In Arthrex, the Federal Circuit found the appointments of Administrative Patent Judges to be unconstitutional in the context of an inter partes review proceeding. In this case, VirnetX, the Federal Circuit likewise found their appointments to be unconstitutional in the context of an inter partes reeexamination.

In this order, the panel explained why it rejected the argument from the Director of the United States Patent and Trademark Office and Cisco Systems, Inc. in their petitions for panel rehearing. The Director and Cisco argued that the court erred in extending Arthrex beyond the context of inter partes reviews to this appeal from a decision of the Patent Trial and Appeal Board in an inter partes reexamination. Specifically, the Director and Cisco asserted that APJs should be deemed constitutionally appointed officers at least when it comes to their duties reviewing appeals of inter partes reexaminations.

In rejecting these arguments, the panel quoted Freytag v.
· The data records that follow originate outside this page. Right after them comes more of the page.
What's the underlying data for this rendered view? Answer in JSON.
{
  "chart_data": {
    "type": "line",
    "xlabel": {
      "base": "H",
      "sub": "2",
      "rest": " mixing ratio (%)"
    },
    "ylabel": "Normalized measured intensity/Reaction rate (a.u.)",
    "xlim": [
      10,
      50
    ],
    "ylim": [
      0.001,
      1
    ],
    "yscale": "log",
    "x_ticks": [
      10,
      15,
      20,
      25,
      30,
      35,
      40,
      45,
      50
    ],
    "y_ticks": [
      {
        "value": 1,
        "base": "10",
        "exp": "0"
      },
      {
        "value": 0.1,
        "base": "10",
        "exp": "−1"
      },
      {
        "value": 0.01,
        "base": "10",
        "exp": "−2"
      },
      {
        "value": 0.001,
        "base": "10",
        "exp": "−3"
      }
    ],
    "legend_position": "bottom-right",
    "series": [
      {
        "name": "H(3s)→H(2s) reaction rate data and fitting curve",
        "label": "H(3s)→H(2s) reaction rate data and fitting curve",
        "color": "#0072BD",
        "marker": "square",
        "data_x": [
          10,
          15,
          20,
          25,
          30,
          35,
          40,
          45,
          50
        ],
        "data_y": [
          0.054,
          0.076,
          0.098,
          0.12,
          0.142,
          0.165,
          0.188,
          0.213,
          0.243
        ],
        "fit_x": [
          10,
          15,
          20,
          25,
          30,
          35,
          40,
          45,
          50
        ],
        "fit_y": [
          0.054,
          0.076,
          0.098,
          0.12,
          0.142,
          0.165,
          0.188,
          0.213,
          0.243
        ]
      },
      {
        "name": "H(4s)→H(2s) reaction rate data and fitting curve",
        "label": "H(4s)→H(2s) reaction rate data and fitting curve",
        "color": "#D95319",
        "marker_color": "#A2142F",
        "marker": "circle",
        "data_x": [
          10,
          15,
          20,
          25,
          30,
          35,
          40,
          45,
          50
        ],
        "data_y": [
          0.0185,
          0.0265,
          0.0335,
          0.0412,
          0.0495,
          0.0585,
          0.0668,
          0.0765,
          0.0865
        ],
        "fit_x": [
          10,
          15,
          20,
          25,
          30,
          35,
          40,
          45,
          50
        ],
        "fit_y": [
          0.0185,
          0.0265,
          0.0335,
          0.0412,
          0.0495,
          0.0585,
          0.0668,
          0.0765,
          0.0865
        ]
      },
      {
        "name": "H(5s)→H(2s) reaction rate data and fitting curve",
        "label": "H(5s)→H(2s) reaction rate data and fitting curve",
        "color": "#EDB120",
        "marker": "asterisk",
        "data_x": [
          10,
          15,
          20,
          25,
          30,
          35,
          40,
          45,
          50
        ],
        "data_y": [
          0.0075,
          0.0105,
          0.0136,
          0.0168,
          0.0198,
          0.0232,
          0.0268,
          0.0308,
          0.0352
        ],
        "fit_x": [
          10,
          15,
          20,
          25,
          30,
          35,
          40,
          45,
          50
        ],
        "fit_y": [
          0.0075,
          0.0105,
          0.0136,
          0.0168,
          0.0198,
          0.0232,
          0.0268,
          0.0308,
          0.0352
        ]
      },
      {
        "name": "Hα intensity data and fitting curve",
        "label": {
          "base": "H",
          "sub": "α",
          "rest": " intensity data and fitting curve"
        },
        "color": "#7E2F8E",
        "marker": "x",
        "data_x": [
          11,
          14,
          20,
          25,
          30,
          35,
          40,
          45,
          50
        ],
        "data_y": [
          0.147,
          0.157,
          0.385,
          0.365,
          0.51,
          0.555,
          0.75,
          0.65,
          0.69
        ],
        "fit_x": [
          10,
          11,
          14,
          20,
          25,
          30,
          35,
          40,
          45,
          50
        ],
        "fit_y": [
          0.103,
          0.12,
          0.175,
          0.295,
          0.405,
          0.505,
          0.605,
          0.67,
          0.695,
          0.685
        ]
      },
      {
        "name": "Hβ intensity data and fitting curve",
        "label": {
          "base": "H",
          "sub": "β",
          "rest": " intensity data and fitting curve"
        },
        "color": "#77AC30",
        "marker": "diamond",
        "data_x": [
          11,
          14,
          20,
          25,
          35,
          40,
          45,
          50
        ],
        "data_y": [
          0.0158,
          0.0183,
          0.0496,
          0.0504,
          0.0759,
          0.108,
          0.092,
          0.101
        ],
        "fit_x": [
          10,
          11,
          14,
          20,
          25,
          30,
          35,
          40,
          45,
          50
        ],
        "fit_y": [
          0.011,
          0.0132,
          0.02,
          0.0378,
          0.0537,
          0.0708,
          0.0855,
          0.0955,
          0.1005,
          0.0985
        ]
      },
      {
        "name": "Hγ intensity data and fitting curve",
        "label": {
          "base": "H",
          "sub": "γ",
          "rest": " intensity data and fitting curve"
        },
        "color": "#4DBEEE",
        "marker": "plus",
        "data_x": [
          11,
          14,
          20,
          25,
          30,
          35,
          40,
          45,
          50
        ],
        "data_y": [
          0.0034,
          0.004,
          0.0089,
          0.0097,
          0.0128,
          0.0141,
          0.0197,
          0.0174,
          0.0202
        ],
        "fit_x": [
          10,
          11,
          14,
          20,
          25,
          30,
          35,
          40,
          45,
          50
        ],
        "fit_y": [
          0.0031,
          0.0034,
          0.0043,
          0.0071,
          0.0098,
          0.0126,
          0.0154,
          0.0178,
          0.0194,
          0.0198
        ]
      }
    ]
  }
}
Commissioner, 501 U.S. 868 (1991), for the point that, “'[i]f a special trial judge is an inferior officer for purposes of’ some responsibilities, then ‘he is an inferior officer within the meaning of the Appointments Clause, and he must be properly appointed.’” Moreover, the panel indicated that Freytag requires “’look[ing] not only to the authority exercised in [an appellant]’s case but to all of that appointee’s duties’ when assessing an Appointments Clause challenge.” And the panel noted that, “once appointed to the Board, the APJs’ duties include both conducting inter partes reviews and reviewing appeals of inter partes reexaminations.” As a result, the panel reasoned that, “if these APJs are unconstitutionally appointed principal officers because of their inter partes review duties in light of Arthrex, it would appear that under Freytag vacatur would be appropriate for all agency actions rendered by those APJs regardless of the specific type of review proceeding on appeal.”

In other words, the panel indicated that APJs are likely unconstitutionally appointed with respect to every aspect of their work.

The panel’s order, however, noted that it “need not go so far” given that this case relates only to inter partes reexamination. It then noted relevant similarities between inter partes review and inter partes reexamination. It also rejected the Director’s and Cisco’s arguments, for example because they did not show the Director has “review authority or supervision over the APJs’ final decisions” in inter partes reexamination proceedings.